As a young tween and teen I went to many of the parents-out-of-town parties that Valerie throws at the beginning of the book. I was never invited to the all ages block party she experiences later, although I throw them myself. The drunken party gone wrong is rooted in truth but still a cliche. Rape Girl neatly sidesteps this pitfall. In a sense, the party is the roller coaster ride and the rape occurs when the reader thinks Valerie has safely navigated the turns. Details are revealed in a bit of a haze. This makes sense for Valerie's state of mind. She is a pitch perfect teen, confrontational, reclusive, resentful. Because is the victim of a non-violent rape, she has trouble articulating her own feelings about what has happened to her. While she did not consent, does she have a prosecutable case? Is a failure to physically fight a type of consent? If Adam considers it consensual sex does she have the right to call it rape? These are things young date rape victims struggle with for years.

While Rape Girl gets the big details right, there are some smaller details that don't come together. For a young reader unfamiliar with Utah or Mormons, the setting will be lost. An adult reader will understand the importance of Adam becoming a missionary, but a tween or teen might not know what a religious mission is. Valerie's father is dead. His death seems irrelevant to their lives. Valerie doesn't reflect on him being gone in the context of what has happened to her.  In a very strong scene Valerie's mother gives her a car, but afterward Valerie is primarily driven by her mother. Valerie's time was slightly off for me too. I am not sure, for example, that waterbeds are still prevalent. In my part of the country they were once commonplace but currently unheard of. She checks Facebook from her shared family computer instead of her iPod or smart phone. These are minor  (and possibly regional) things but they gave Rape Girl a hybrid 90/10's feel. The small disconnects kept Rape Girl from being a truly exceptional book and placed it firmly in the good category.
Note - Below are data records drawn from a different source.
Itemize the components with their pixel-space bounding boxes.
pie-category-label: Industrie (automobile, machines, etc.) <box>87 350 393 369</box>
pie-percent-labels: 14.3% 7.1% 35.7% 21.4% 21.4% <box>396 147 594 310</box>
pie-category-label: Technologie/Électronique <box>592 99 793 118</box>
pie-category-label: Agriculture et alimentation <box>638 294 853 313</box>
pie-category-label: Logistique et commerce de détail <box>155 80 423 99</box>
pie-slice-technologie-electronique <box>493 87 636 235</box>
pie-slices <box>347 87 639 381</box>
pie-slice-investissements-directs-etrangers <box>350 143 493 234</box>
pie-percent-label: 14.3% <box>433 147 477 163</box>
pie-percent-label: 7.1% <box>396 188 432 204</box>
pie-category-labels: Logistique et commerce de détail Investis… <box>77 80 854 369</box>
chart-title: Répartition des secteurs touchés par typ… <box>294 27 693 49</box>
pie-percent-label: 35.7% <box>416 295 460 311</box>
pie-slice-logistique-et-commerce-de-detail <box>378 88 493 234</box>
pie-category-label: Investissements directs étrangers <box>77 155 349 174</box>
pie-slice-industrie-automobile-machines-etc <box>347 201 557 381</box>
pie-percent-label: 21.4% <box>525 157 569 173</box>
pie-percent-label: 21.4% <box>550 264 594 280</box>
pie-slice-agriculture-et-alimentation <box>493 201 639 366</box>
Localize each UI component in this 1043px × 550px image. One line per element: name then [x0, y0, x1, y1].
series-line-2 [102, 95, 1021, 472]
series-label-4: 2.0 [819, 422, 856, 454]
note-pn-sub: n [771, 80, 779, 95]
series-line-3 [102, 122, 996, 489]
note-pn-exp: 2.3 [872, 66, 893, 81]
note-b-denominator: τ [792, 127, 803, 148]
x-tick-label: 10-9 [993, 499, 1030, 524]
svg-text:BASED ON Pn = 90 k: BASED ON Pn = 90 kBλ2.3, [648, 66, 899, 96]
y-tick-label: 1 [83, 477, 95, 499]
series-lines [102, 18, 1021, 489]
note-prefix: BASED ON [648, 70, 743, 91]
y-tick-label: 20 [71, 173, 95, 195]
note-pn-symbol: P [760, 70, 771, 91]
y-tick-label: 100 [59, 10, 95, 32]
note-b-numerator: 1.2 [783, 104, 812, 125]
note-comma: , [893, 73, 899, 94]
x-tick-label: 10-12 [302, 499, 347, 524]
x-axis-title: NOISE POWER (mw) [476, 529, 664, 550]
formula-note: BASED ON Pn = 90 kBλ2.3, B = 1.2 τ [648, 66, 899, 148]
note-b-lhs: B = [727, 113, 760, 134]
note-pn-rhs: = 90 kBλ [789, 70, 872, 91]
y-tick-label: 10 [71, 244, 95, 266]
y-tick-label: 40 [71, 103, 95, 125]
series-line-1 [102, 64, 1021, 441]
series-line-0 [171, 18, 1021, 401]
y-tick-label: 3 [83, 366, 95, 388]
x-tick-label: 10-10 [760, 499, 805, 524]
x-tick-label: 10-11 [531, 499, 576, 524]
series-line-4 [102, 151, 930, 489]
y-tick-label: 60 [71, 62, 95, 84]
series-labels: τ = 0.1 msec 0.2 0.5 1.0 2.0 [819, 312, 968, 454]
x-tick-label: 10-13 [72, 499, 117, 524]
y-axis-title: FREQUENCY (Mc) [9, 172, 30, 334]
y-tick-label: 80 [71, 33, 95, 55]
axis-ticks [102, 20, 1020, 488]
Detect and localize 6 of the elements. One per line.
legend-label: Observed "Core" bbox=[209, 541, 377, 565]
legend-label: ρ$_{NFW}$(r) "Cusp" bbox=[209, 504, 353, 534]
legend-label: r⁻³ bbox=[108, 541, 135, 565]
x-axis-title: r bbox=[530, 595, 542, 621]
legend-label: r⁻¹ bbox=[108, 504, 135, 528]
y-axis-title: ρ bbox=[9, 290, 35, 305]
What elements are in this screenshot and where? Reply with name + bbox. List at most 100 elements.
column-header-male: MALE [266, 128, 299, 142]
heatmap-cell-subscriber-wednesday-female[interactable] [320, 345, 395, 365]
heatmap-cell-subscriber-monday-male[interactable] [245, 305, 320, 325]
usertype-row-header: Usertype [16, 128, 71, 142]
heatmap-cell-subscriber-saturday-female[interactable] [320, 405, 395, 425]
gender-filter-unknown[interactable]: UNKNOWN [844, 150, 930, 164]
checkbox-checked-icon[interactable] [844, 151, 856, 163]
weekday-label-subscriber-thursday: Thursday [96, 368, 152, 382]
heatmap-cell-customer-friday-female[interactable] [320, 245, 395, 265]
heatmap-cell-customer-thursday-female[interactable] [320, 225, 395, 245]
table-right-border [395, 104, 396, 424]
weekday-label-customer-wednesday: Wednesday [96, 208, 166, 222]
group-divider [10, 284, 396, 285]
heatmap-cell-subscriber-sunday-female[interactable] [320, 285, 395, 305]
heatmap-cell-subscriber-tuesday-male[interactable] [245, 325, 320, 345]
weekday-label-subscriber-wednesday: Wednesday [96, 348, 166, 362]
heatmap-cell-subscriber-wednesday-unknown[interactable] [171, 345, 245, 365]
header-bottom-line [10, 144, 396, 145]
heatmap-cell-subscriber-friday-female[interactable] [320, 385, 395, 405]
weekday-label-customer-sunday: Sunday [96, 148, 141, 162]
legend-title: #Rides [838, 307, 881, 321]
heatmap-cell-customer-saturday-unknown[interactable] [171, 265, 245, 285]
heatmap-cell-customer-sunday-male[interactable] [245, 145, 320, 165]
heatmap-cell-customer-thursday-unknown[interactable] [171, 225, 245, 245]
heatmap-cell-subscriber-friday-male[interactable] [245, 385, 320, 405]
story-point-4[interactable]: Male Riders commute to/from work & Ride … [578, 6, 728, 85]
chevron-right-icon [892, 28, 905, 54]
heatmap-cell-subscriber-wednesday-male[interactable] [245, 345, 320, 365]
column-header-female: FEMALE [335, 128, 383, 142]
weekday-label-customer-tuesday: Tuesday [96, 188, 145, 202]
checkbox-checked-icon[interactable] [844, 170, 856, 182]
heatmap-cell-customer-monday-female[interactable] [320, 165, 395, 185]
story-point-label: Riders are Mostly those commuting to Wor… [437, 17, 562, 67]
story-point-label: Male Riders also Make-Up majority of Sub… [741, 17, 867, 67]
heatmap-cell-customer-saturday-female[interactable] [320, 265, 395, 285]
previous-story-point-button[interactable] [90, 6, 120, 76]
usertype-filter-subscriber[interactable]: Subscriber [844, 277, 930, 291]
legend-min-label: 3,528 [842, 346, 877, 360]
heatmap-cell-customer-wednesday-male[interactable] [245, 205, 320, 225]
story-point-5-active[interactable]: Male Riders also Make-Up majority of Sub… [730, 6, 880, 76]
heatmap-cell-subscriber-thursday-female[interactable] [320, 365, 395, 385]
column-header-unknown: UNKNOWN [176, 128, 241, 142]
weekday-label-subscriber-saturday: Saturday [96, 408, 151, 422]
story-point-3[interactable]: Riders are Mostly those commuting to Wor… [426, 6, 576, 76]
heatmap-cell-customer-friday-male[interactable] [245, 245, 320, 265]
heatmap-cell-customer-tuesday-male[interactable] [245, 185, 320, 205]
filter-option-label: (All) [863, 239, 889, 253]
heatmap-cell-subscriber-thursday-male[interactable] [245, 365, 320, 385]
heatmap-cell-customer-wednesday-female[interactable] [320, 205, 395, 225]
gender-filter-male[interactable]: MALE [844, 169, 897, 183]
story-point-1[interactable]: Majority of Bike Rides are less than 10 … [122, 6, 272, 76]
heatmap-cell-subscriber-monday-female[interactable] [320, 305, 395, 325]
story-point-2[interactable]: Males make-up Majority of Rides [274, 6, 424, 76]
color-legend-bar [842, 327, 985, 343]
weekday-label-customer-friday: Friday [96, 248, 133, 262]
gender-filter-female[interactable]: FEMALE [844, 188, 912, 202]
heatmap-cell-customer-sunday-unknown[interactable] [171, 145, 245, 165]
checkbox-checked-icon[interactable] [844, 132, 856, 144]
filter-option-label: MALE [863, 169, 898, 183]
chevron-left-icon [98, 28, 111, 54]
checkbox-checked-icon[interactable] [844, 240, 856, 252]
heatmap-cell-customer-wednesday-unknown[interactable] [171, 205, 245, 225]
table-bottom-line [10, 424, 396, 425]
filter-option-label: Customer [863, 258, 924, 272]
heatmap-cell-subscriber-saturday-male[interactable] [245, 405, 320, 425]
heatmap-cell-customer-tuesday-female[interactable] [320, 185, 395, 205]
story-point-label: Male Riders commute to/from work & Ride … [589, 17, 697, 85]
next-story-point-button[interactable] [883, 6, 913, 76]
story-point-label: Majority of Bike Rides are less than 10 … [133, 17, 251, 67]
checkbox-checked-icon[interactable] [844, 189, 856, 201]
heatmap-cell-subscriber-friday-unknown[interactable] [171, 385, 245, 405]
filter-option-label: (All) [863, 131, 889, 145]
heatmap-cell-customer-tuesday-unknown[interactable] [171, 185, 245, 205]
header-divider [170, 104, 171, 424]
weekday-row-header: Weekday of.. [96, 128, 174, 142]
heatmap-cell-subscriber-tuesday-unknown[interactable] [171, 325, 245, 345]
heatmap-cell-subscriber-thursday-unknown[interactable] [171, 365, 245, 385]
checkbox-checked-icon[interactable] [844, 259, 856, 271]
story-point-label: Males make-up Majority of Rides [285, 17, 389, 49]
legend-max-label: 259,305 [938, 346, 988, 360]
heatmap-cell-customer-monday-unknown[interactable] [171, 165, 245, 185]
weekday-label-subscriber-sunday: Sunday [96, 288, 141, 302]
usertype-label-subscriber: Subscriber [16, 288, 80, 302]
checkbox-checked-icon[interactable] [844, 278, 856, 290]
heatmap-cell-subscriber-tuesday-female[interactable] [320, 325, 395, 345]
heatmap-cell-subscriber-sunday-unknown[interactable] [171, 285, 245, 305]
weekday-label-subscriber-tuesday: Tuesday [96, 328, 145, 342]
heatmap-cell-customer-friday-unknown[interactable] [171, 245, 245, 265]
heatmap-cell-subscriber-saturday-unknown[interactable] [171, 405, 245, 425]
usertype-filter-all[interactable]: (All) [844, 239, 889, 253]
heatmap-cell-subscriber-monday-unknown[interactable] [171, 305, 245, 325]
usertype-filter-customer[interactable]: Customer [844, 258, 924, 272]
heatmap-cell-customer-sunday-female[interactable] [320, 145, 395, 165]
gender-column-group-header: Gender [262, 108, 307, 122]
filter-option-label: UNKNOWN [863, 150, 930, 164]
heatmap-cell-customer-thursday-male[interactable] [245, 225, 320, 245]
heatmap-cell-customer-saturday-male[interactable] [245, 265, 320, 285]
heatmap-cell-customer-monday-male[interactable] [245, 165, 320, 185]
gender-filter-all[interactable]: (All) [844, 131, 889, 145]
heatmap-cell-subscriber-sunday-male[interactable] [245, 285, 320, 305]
For a young adult reader, none of these details may matter. I hope Rape Girl is adopted as a summer read for many girls. Beyond the rape itself Valerie's commitment to standing up for herself is a valuable example. The social price she pays (and the unexpected allies she finds) reach beyond her specific events. There is a universal appeal to Rape Girl that will allow young readers to easily identify with Valerie's struggle.

1 comment:

  1. This is a very good, and very fair, review. I have it on my Kindle App, but it hasn't made it to the top of my TBR pile yet. I like knowing what to expect though before I read a book.